Deuxième expérience : Le billet. « Pensez-vous être maître de votre destin ? » Sur cette question, Viktor Vincent tient en main 5 enveloppes scellées. L’une d’elle contient un billet de 100 euros. 4 chaises sont disposées sur scène et attendent les spectateurs qui vont être choisis avec la technique du « frisbee ». 4 disques envoyés, n’importe où, dans la salle par le mentaliste. Les personnes désignées montent sur scène et choisissent de s’asseoir où elles veulent.
Le mentaliste se tient derrière les chaises et demande à chaque spectateur de lui nommer une enveloppe parmi les 5. « 1, 2, 3, 4 ou 5 ? », Viktor Vincent essayant d’influencer leur choix par différentes techniques visibles (ton de la voix, toucher, etc.). Au final, 4 enveloppes sont distribuées librement aux spectateurs assis.
C’est le moment de la révélation. Le mentaliste ouvre la dernière enveloppe qu’il tient dans sa main. Celle-ci ne contient pas 100 euros… mais 500 euros ! Il a été prévoyant ! C’est au tour des 4 autres enveloppes d’être ouverte. On découvre dans chacune un papier de couleur différente avec un smiley la bouche à l’envers. Les spectateurs se lèvent de leurs chaises qui sont repliées et laissent apercevoir la même couleur que leur papier respectif au même emplacement !
Troisième expérience : Calcul mental. Dans la pure tradition des calculateurs prodiges comme Inaudi, Viktor Vincent va réaliser une expérience bluffante. « Luc est un vrai scientifique et un amoureux des mathématiques. Il m’a demandé de faire une mise à niveau de la salle… ». Le mentaliste demande un nombre à quatre chiffres à un spectateur (pas de date d’anniversaire ou de mariage).
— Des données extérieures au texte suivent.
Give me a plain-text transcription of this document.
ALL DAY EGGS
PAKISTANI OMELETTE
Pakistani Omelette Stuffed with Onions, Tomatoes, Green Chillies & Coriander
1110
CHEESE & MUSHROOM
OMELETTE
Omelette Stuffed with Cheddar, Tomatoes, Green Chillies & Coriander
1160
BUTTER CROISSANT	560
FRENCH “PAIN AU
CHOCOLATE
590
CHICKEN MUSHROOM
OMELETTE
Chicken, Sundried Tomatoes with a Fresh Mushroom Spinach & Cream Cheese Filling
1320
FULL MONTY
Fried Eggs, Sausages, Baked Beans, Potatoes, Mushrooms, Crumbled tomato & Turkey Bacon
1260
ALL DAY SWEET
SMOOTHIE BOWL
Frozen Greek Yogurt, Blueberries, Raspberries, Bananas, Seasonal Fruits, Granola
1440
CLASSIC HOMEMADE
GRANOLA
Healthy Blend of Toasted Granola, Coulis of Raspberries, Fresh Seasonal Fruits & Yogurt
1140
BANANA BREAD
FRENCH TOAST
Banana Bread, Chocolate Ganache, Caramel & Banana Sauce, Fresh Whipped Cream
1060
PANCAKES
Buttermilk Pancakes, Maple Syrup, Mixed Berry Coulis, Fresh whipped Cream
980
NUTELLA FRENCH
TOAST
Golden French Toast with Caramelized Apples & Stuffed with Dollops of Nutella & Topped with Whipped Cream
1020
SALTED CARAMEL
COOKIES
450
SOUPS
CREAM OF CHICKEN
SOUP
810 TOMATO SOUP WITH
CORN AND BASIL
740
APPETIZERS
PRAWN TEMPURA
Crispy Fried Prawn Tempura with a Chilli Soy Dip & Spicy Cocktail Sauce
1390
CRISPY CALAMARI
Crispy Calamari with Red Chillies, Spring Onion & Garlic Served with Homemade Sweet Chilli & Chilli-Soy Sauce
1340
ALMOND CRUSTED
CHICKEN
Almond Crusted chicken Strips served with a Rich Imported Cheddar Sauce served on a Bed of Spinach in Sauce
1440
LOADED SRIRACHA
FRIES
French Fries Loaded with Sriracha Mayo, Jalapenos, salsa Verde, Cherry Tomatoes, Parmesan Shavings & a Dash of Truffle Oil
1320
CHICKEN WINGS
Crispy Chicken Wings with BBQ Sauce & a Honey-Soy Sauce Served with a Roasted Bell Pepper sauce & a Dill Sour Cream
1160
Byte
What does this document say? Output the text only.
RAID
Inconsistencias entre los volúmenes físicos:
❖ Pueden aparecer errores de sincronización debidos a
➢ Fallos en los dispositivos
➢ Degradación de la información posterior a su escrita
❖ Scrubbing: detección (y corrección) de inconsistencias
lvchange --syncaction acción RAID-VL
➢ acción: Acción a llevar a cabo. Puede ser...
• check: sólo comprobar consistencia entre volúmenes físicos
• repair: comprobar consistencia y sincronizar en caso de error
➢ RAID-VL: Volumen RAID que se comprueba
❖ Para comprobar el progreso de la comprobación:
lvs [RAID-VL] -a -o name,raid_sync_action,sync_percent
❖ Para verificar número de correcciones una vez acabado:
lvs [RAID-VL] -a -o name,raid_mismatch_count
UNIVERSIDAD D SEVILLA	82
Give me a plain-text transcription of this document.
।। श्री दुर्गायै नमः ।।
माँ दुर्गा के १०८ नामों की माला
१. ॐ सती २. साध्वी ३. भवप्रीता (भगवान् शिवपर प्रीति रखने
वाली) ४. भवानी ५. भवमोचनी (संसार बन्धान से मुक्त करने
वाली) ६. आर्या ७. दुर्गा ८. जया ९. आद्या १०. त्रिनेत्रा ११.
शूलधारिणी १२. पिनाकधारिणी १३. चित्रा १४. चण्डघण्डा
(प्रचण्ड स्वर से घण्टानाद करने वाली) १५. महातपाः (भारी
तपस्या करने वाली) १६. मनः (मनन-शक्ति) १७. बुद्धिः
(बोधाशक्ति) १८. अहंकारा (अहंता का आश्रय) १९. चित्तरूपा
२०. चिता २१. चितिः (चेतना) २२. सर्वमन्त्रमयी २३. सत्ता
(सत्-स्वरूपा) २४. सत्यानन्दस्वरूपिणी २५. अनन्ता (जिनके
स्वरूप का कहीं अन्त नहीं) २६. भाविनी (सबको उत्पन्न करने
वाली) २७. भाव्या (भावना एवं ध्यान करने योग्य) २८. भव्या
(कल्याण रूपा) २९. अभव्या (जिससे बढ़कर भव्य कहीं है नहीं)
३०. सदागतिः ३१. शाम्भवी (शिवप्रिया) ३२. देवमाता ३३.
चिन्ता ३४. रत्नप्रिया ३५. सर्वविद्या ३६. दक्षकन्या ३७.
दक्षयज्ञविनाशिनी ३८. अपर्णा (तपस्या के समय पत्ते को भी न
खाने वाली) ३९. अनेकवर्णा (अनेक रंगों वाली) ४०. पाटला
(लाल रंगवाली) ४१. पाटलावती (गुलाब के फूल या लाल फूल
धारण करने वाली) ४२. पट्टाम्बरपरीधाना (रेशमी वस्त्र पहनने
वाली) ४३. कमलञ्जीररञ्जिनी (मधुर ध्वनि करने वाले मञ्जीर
Celui-ci monte sur scène, vérifie une calculatrice, la remet à zéro. Il tape ensuite le numéro de quatre chiffres et le multiplie par ce même nombre. Sa racine carrée donne un résultat que Viktor Vincent va essayer de calculer mentalement. Posant les opérations à haute voix, étapes par étapes, il arrive au résultat indiqué sur la calculatrice.
Fin de cette première partie où, une nouvelle fois, Viktor Vincent a époustouflé le public par sa remarquable maîtrise verbale, sa diction parfaite et son sens de la dramaturgie.
Introduction
« Le monde est régi par les mathématiques… ». Une voix off accompagne l’animation d’un écran vidéo encadré comme un tableau sur un énorme chevalet. L’image d’un magicien avec une boule de cristal fait place à une échelle d’où apparaît Luc Langevin, qui vient dessiner une poignée en spirale qui ouvre l’écran comme une porte (montrant l’intérieur vide) puis se referme.
Le magicien virtuel dessine alors une corde qui fait monter le cadre, tire le vrai voile extérieur qui s’engouffre dans l’écran et le transforme en balle blanche ; Le cadre pivote ensuite à l’horizontal et le magicien apparaît en vrai au-dessus de celui-ci. Il sort du cadre et se présente aux spectateurs.
Cette séquence d’introduction n’est pas vraiment calée et un peu longuette ; dommage.
Ecran animé
« Mes expériences ont longtemps été des idées abstraites dans ma tête et elles deviennent ici réalité. » C’est sur ces paroles que Langevin commence à interagir avec l’écran/tableau en produisant une molécule blanche, en forme de balle, arrachée à l’image. Puis c’est au tour d’éventails de cartes d’apparaitrent et de disparaitrent entre le virtuel et le réel.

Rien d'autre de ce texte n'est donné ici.